女優サラ・ベルナールの作品

箱根仙石原あたりのルネ・ラリック美術館には相当数のラリックの作品が収められています。

彼はアールヌーボーからアール・デコの時代に象徴的な活躍をした人で、装飾品から壺、シャンデリアにお風呂のガラスの仕切りもありました。

傍らにはオリエント急行列車のカフェもあって、彼はこの列車や豪華客船ノルマンディー号の内装なども手掛けたらしいです。

ラリックと同時代のチェコの誇る人気作家、アルフォンス・ミッシャのポスターも二枚だけ展示されていました。

ラリックもミッシャも当時大人気の女優サラ・ベルナールの仕事をして有名になったつながりの展示のようです。

サラ・ベルナールの舞台ポスターを描いて有名になったミッシャですが、ベルナールから急遽ポスターの注文が入った年の瀨、主だったデザイナーが休暇に入っていたため、印刷工として働いていたミッシャが描いた、かの出世作「ジスモンダ」をベルナールが気に入り、それで専属の五年契約を結んで、あとはものすごい数の彼の作品ですが、一躍人気作家となります。

その後はアメリカで活躍した時期もありますが、晩年は故郷のチェコに帰り、20枚の大作「スラブ叙事詩」を完成させます。

この連作は来月8日からたしか、六本木の国立新美術館で、全て展示されます。

チェコ以外で、一度に20点全て展示されるのは日本が世界で初めてだそうで、ほんとに日本てすごいな、と思いますね。

さて、冒頭画像の男性の頭ですが、これはなんと、サラ・ベルナールの作品。
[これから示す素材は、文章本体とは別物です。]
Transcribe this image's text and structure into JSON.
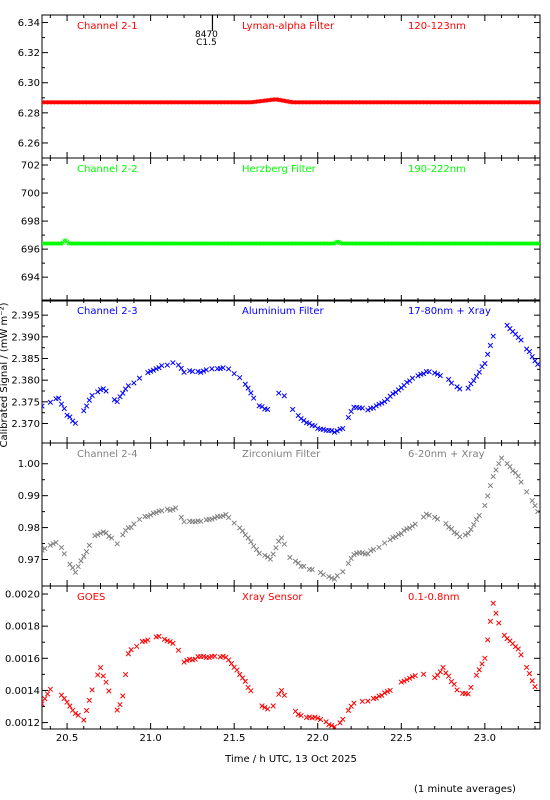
{
  "figure": {
    "ylabel": "Calibrated Signal / (mW m⁻²)",
    "xlabel": "Time / h UTC, 13 Oct 2025",
    "footnote": "(1 minute averages)",
    "marker_label_1": "8470",
    "marker_label_2": "C1.5",
    "marker_time": 21.37,
    "xlim": [
      20.35,
      23.33
    ],
    "xticks": [
      20.5,
      21.0,
      21.5,
      22.0,
      22.5,
      23.0
    ],
    "xtick_labels": [
      "20.5",
      "21.0",
      "21.5",
      "22.0",
      "22.5",
      "23.0"
    ]
  },
  "chart_data": [
    {
      "type": "scatter",
      "channel": "Channel 2-1",
      "filter": "Lyman-alpha Filter",
      "band": "120-123nm",
      "color": "#ff0000",
      "ylim": [
        6.25,
        6.345
      ],
      "yticks": [
        6.26,
        6.28,
        6.3,
        6.32,
        6.34
      ],
      "ytick_labels": [
        "6.26",
        "6.28",
        "6.30",
        "6.32",
        "6.34"
      ],
      "x": [
        20.35,
        21.0,
        21.6,
        21.75,
        21.85,
        22.0,
        22.5,
        23.0,
        23.33
      ],
      "y": [
        6.287,
        6.287,
        6.287,
        6.289,
        6.287,
        6.287,
        6.287,
        6.287,
        6.287
      ]
    },
    {
      "type": "scatter",
      "channel": "Channel 2-2",
      "filter": "Herzberg Filter",
      "band": "190-222nm",
      "color": "#00ff00",
      "ylim": [
        692.3,
        702.5
      ],
      "yticks": [
        694,
        696,
        698,
        700,
        702
      ],
      "ytick_labels": [
        "694",
        "696",
        "698",
        "700",
        "702"
      ],
      "x": [
        20.35,
        20.47,
        20.49,
        20.51,
        21.0,
        22.1,
        22.12,
        22.14,
        22.5,
        23.33
      ],
      "y": [
        696.4,
        696.4,
        696.65,
        696.4,
        696.4,
        696.4,
        696.55,
        696.4,
        696.4,
        696.4
      ]
    },
    {
      "type": "scatter",
      "channel": "Channel 2-3",
      "filter": "Aluminium Filter",
      "band": "17-80nm + Xray",
      "color": "#0000ff",
      "ylim": [
        2.3655,
        2.3985
      ],
      "yticks": [
        2.37,
        2.375,
        2.38,
        2.385,
        2.39,
        2.395
      ],
      "ytick_labels": [
        "2.370",
        "2.375",
        "2.380",
        "2.385",
        "2.390",
        "2.395"
      ],
      "x": [
        20.35,
        20.45,
        20.5,
        20.55,
        20.6,
        20.66,
        20.72,
        20.8,
        20.85,
        20.95,
        21.05,
        21.15,
        21.2,
        21.3,
        21.45,
        21.55,
        21.65,
        21.72,
        21.78,
        21.83,
        21.9,
        22.0,
        22.1,
        22.15,
        22.22,
        22.3,
        22.4,
        22.55,
        22.65,
        22.75,
        22.85,
        22.9,
        23.0,
        23.05,
        23.1,
        23.2,
        23.33
      ],
      "y": [
        2.374,
        2.376,
        2.372,
        2.37,
        2.373,
        2.377,
        2.378,
        2.375,
        2.378,
        2.381,
        2.383,
        2.384,
        2.382,
        2.382,
        2.383,
        2.38,
        2.374,
        2.373,
        2.378,
        2.374,
        2.371,
        2.369,
        2.368,
        2.369,
        2.374,
        2.373,
        2.375,
        2.38,
        2.382,
        2.381,
        2.378,
        2.378,
        2.384,
        2.39,
        2.394,
        2.39,
        2.383
      ]
    },
    {
      "type": "scatter",
      "channel": "Channel 2-4",
      "filter": "Zirconium Filter",
      "band": "6-20nm + Xray",
      "color": "#808080",
      "ylim": [
        0.9617,
        1.0065
      ],
      "yticks": [
        0.97,
        0.98,
        0.99,
        1.0
      ],
      "ytick_labels": [
        "0.97",
        "0.98",
        "0.99",
        "1.00"
      ],
      "x": [
        20.35,
        20.45,
        20.5,
        20.55,
        20.6,
        20.66,
        20.72,
        20.8,
        20.85,
        20.95,
        21.05,
        21.15,
        21.2,
        21.3,
        21.45,
        21.55,
        21.65,
        21.72,
        21.78,
        21.83,
        21.9,
        22.0,
        22.1,
        22.15,
        22.22,
        22.3,
        22.4,
        22.55,
        22.65,
        22.75,
        22.85,
        22.9,
        23.0,
        23.05,
        23.1,
        23.2,
        23.33
      ],
      "y": [
        0.973,
        0.976,
        0.97,
        0.966,
        0.971,
        0.977,
        0.979,
        0.975,
        0.979,
        0.983,
        0.985,
        0.986,
        0.982,
        0.982,
        0.984,
        0.979,
        0.972,
        0.97,
        0.977,
        0.971,
        0.968,
        0.966,
        0.964,
        0.966,
        0.972,
        0.972,
        0.975,
        0.98,
        0.984,
        0.982,
        0.977,
        0.978,
        0.987,
        0.996,
        1.002,
        0.996,
        0.984
      ]
    },
    {
      "type": "scatter",
      "channel": "GOES",
      "filter": "Xray Sensor",
      "band": "0.1-0.8nm",
      "color": "#ff0000",
      "ylim": [
        0.00116,
        0.00205
      ],
      "yticks": [
        0.0012,
        0.0014,
        0.0016,
        0.0018,
        0.002
      ],
      "ytick_labels": [
        "0.0012",
        "0.0014",
        "0.0016",
        "0.0018",
        "0.0020"
      ],
      "x": [
        20.35,
        20.42,
        20.48,
        20.55,
        20.6,
        20.65,
        20.7,
        20.75,
        20.8,
        20.83,
        20.87,
        20.95,
        21.05,
        21.15,
        21.2,
        21.3,
        21.45,
        21.55,
        21.65,
        21.72,
        21.78,
        21.83,
        21.9,
        22.0,
        22.1,
        22.15,
        22.22,
        22.3,
        22.4,
        22.55,
        22.62,
        22.7,
        22.75,
        22.85,
        22.9,
        23.0,
        23.05,
        23.1,
        23.2,
        23.33
      ],
      "y": [
        0.00132,
        0.00144,
        0.00135,
        0.00126,
        0.00122,
        0.0014,
        0.00154,
        0.0014,
        0.00128,
        0.00134,
        0.00165,
        0.0017,
        0.00174,
        0.00168,
        0.00158,
        0.00161,
        0.00161,
        0.00148,
        0.00131,
        0.00127,
        0.00141,
        0.0013,
        0.00124,
        0.00123,
        0.00117,
        0.00122,
        0.00133,
        0.00133,
        0.00138,
        0.00148,
        0.0015,
        0.00148,
        0.00154,
        0.00138,
        0.00138,
        0.0016,
        0.00194,
        0.00176,
        0.00166,
        0.00135
      ]
    }
  ]
}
彼女はいろいろな手段で表現したい才能豊かな人だったそうで、二週間ほど習ってこの作品を作ってしまったそうです。

削ったり足したりで形造る塑像というのですかね。

声がとても良い女優さんだったようで舞台なら、遠目の目鼻より全体の姿と声の良さが肝心ですよね。

まさか箱根でこんなものが観れるとは、この度のラリック美術館で一番感心した作品です。

ミッシャのポスターは綺麗すぎるというか軽い感じであまり好きではないですが、スラブ叙事詩はすごいらしいですから必ず観に行きます。